The hallmark calling card for Abraham Linkin is undeniably “Got it @ Ross”. A perfect anthem for the recession, the group spit braggadocios rhymes about jeans, wicker chairs, yoga DVDs, and Christmas CDs. To see a bunch of people hyped and chanting about being bargain shoppers is a ridiculously beautiful scene. Video is better than words.

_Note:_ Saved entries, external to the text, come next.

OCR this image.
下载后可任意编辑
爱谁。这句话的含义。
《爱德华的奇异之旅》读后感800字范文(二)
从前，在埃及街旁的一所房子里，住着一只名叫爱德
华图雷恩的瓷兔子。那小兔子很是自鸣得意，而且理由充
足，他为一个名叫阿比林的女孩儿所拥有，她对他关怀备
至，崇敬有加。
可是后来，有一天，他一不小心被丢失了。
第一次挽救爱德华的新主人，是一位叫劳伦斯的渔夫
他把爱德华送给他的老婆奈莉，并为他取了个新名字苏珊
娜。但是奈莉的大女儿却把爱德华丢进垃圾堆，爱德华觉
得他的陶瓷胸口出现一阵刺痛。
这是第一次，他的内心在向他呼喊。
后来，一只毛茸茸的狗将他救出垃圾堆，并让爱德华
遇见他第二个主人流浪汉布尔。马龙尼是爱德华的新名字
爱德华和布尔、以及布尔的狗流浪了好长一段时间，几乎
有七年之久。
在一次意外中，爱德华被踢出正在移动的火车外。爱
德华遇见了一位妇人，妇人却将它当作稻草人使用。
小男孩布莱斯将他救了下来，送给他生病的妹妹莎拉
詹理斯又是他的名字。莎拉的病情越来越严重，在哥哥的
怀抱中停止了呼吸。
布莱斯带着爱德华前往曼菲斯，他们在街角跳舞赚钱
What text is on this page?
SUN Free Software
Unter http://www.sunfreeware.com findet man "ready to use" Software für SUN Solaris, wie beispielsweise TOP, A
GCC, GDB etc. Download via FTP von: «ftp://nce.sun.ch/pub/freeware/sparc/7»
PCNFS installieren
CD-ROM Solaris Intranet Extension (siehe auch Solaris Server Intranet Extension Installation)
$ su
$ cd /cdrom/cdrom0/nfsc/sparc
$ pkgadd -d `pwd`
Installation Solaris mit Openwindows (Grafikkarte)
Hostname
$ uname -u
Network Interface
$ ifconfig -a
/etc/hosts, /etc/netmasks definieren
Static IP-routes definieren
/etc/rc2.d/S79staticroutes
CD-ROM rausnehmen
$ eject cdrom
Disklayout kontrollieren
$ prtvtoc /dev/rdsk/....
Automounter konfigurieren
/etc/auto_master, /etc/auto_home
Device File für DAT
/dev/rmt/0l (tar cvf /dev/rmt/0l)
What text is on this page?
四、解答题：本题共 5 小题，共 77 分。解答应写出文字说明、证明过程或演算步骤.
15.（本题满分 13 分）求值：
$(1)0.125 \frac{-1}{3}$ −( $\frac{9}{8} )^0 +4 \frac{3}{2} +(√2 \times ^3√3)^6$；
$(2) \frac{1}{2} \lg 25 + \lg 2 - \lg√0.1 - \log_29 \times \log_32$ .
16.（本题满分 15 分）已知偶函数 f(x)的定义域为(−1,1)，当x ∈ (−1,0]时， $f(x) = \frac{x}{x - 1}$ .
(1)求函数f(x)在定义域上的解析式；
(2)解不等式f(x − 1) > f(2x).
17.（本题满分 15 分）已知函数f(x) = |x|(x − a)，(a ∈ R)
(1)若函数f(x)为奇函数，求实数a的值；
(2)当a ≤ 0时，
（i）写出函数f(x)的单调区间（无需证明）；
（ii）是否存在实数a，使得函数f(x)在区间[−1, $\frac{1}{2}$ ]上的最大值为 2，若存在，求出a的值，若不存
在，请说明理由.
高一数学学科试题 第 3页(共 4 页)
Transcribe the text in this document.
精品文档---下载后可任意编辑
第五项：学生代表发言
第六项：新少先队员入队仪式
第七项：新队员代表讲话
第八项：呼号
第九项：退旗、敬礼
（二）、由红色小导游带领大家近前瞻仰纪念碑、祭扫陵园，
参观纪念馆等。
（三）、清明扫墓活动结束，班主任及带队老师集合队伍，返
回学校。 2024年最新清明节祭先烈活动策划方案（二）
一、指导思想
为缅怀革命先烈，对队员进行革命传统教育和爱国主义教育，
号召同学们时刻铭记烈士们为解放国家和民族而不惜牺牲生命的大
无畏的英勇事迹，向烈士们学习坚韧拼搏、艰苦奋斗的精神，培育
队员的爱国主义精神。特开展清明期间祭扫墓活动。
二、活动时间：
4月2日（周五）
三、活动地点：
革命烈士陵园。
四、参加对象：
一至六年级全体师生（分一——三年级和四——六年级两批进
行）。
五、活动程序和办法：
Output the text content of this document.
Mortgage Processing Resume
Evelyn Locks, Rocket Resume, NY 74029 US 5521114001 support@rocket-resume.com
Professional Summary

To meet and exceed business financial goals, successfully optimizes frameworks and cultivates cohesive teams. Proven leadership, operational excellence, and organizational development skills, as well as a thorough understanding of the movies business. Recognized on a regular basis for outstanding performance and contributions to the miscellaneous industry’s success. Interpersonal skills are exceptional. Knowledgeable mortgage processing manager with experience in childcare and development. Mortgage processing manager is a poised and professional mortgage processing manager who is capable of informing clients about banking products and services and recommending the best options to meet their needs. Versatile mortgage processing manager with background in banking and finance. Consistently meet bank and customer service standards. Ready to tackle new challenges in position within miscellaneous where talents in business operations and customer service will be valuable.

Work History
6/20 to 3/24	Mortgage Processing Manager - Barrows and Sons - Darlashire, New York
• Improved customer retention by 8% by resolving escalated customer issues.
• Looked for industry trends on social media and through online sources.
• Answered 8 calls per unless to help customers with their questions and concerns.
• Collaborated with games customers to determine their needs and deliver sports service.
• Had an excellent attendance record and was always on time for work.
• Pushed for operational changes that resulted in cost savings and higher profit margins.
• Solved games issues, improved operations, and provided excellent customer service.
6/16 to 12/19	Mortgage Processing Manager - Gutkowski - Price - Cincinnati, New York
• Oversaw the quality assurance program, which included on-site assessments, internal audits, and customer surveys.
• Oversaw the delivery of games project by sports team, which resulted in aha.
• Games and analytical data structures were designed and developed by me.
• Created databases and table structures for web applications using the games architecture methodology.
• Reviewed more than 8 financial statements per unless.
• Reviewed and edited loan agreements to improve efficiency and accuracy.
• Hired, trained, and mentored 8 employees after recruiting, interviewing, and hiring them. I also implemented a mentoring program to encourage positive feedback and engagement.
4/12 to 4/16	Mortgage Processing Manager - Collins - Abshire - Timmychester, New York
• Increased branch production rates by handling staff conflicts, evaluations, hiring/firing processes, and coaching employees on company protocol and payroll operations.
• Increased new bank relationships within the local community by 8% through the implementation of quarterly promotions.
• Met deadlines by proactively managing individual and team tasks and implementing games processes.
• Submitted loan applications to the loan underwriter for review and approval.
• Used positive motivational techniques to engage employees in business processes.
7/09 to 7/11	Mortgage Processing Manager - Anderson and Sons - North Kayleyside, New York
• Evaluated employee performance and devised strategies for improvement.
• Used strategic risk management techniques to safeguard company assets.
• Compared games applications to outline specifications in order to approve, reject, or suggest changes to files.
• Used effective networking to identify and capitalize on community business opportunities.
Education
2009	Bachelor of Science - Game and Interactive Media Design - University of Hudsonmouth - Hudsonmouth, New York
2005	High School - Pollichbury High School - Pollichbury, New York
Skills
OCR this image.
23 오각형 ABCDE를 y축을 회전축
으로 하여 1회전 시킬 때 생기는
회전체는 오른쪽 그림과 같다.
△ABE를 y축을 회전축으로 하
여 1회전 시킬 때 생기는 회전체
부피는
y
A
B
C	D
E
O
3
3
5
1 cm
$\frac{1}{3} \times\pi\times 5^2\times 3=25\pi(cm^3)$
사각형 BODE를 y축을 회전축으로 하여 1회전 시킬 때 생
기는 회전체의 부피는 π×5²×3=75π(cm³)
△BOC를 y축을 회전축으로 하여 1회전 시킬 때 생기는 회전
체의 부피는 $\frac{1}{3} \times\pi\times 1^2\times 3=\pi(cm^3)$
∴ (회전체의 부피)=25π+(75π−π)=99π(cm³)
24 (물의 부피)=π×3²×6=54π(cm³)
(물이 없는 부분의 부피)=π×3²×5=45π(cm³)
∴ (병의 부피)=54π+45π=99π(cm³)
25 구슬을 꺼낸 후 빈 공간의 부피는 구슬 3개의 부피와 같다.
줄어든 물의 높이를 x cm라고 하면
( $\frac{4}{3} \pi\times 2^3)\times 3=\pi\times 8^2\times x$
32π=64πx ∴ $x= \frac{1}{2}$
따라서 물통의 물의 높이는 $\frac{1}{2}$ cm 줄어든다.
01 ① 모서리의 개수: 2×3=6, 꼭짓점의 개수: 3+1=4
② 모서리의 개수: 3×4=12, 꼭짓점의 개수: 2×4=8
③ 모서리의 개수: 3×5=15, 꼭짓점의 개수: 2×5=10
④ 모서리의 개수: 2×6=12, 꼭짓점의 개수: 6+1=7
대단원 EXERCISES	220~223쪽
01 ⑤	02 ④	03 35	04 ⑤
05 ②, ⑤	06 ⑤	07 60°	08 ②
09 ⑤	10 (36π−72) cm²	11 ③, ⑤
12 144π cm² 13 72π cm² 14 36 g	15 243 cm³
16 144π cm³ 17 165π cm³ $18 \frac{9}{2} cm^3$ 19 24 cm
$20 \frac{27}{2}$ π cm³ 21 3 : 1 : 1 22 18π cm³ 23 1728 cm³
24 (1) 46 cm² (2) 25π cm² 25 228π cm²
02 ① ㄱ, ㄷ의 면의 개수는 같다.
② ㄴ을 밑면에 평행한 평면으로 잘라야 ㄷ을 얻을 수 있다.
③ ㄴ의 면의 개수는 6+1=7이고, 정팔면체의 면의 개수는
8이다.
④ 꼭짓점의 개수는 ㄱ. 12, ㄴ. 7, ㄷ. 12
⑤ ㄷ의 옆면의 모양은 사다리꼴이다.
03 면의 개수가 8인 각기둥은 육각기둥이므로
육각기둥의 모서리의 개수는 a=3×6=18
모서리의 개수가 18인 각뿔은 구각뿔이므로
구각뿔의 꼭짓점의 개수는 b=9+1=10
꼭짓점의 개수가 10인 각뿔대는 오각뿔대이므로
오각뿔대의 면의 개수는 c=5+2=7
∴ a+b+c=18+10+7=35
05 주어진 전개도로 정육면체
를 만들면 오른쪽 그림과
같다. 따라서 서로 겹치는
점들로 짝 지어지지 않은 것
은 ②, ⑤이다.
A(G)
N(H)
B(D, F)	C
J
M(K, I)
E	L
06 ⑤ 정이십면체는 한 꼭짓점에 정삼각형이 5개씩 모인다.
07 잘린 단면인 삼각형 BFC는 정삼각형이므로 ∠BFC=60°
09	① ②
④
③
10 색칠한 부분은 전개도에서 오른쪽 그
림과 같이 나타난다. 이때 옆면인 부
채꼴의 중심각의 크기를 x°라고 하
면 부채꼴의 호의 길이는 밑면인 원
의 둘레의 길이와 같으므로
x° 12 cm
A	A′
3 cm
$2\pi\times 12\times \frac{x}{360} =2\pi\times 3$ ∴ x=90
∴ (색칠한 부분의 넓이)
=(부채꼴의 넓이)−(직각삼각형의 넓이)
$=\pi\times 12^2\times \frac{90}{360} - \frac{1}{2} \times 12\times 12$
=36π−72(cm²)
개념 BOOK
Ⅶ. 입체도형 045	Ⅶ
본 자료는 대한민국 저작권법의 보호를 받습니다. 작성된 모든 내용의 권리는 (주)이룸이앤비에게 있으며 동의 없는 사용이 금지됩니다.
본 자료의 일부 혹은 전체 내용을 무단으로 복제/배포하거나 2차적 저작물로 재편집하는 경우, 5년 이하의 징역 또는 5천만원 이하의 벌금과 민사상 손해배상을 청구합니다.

Zero Balance Flips (The Parodies)
Abe Linkin takes being starving artists seriously. Of the five parody songs on the mixtape, three explicitly deal with the turmoil of being poor. Migraines, water-vodka (wakka wakka), maternity cases, Dutch dating and gas prices are contrastingly augmented by instrumentals from flashy rappers like T.I. and 50 Cent. While other rappers of the poverty position would lyrically aim at future revenue, A.L. stay grounded in the present. The general theme of these zero balance flips is “I’m poor, that’s normal, don’t gas yourself up, and deal with it.” I wonder what happens when Will or Larrell receive the riches they’re due? Will the content of their musical production differ? Future blog I guess.
Dogs, Dookie, and Pubics
The mixtape is rounded out by crank calls and Indian accents. While not the greatest highlights of the group’s abilities, the sketches do provide moderation and range. In fact, at the risk of contradiction, the first prank may provide the C.D.’s collection’s largest reactions and loudest laughs. Larrell gets his Jerky Boys on in a phone call to an undisclosed fried chicken restaurant chain claiming pubic hair in his mashed potatoes. The skit spirals out of control like “Alice in Dixieland” with Larrell playing “The Mad Hooder”. In one burst of anguish Larrell screams, “A nigger killed my mother!” with such gusto that one could imagine the origin of a racist superhero (The Inkredible Klansman perhaps). Depending on who you are that’s either hilarious or horrifying, my paradigm rests on the former.
The mixtape has fluctuating quality. Some songs resolutions and bit rates are lower than others. Likewise certain topics seem oversaturated. For instance, the songs “Go Precious” and “Addicted to Food” are both odes to overweight girls. Arguably “Addicted to Food” is a reprise of “Go Precious”, containing the same lyrical content towards the end of the song. This isn’t necessarily a problem besides the fact they’re only a song away from each other on the set list. And some songs, like “Becky”, lack the same Abraham Linkin flair for winking and nudging expressed in instant classics like “Ross” and “Baby By Me”. The song is fun and laughs are continually had but fails in the pursuit of the group’s mission statement: to emancipate minds.
Criticisms aside, the mixtape is still amazing. The talent featured is immense and glaring. I deeply cherish supporting artists like Will Hatcher and Larrell Tyler, and I’m still mad that my friend lost my CD to his ex-girlfriend.
Abraham Linkin. Bitch What Ya Thinkin. Emancipating Minds from Mainstream Bullshit. 2009-2010.